Issue Date: 01 Dec 2006
Series/Report no.: ICS2006-12-03
Abstract: Software development is slow, expensive and error prone, often resulting in products with a large number of defects which cause serious problems in usability, reliability, and performance. To combat this problem, software measurement provides a systematic and empirically-guided approach to control and improve software development processes and final products. However, due to the high cost associated with "metrics collection" and difficulties in "metrics decision-making," measurement is not widely adopted by software organizations. This dissertation proposes a novel metrics-based program called "software project telemetry" to address the problems. It uses software sensors to collect metrics automatically and unobtrusively. It employs a domain-specific language to represent telemetry trends in software product and process metrics.

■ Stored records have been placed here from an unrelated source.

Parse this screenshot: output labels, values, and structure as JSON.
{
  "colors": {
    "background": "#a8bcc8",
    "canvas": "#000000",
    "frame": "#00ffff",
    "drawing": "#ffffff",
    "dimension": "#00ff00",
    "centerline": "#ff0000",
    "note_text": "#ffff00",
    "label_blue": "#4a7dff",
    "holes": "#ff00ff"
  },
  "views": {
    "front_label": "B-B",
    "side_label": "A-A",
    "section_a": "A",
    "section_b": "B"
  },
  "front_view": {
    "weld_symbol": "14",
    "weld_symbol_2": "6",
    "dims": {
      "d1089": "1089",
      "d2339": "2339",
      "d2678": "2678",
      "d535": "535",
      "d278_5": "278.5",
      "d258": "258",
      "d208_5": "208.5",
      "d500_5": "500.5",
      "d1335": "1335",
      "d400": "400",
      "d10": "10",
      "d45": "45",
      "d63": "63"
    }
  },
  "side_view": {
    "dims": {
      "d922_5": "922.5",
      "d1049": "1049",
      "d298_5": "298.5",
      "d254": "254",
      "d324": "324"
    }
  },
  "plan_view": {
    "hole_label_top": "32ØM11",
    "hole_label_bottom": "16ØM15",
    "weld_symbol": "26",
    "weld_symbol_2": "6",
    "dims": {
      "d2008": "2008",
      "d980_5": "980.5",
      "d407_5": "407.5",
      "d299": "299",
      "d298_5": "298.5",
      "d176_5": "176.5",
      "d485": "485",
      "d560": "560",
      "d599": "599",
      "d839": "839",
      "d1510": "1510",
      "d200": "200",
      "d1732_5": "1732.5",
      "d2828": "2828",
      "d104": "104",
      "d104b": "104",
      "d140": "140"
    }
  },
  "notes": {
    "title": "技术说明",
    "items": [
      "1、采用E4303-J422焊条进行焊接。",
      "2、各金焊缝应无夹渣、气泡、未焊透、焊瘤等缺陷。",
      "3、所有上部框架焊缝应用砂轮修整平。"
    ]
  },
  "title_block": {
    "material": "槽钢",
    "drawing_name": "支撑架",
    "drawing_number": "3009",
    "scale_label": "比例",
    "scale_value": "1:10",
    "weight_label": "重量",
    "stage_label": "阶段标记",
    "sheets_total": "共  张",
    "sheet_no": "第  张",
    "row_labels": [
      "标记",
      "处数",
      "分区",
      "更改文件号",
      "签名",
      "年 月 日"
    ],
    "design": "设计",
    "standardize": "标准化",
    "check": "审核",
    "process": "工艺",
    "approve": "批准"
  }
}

Project management and process improvement decisions are made by detecting changes in telemetry trends and comparing trends between different periods of the same project. Software project telemetry avoids many problems inherent in traditional metrics models, such as the need to accumulate a historical project database and ensure that the historical data remain comparable to current and future projects. The claim of this dissertation is that software project telemetry provides an effective approach to (1) automated metrics collection and analysis, and (2) in-process, empirically-guided software development process problem detection and diagnosis. Two empirical studies were carried out to evaluate the claim: one in software engineering classes, and the other in the Collaborative Software Development Lab. The results suggested that software project telemetry had acceptably-low metrics collection and analysis overhead, and that it provided decision-making value at least in the exploratory context of the two studies.